Welcome to Lizard Motel: Children, Stories, and the Mystery of Making Things Up, A Memoir

Barbara Feinberg
3.21
68 ratings 26 reviews
Welcome to Lizard Motel is a completely original memoir about the place of stories in children's lives. It began when Barbara Feinberg noticed that her twelve-year-old son, Alex, who otherwise loved to read, hated reading many of the novels assigned to him in school. These stories of abandonment, kidnapping, abuse, and more-called "problem novels"-were standard fare in his middle school classroom. Alex and his friends hated to read these books. As one of them said, "They give me a headache in my stomach." So Feinberg set out to discover just what these kids were talking about. She started to read the books, steeping herself in novels like Chasing Redbird, Bridge to Terabithia, The Pigman, and more. She consulted librarians, children's literature experts, and others, trying to get a handle on why young-adult novels had become so dark and gloomy and, to her mind, contrived. What she found both troubled and surprised her. "In the middle of the 1960s," observed one children's literature expert, "political and social changes leaned hard on the crystal cage that had surrounded children's literature for ages. It cracked and the world flowed in." Welcome to Lizard Motel documents this dramatic change in the content of young-adult novels but does so in a uniquely touching memoir about one family's life with books, stories, and writing. Feinberg's examination of the problem novel opens her eyes to other issues that affect children today-such as how they learn to write, how much reality is too much for a young child's mind, and the role of the imagination in children's experience.
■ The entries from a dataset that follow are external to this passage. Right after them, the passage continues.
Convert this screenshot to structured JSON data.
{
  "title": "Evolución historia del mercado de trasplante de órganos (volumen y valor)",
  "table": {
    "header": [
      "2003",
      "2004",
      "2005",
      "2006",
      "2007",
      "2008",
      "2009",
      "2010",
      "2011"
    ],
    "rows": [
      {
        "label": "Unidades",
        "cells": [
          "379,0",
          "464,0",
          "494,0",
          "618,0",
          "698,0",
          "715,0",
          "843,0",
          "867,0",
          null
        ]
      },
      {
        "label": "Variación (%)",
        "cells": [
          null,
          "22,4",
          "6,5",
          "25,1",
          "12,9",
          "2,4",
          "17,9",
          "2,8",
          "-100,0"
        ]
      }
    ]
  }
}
Quirky, moving, serious, and witty, Welcome to Lizard Motel is one of the most surprising books about reading and writing to come along in years. Not only does it explore the world of children and stories, but it also asks us to look at how our children are growing up. Feinberg wonders if, as a society, we have lost touch with the organic unfolding of childhood, with that mysterious time when making things up helps deepen a child's understanding of the world. This memoir will reacquaint readers with the special nature of children's imaginations.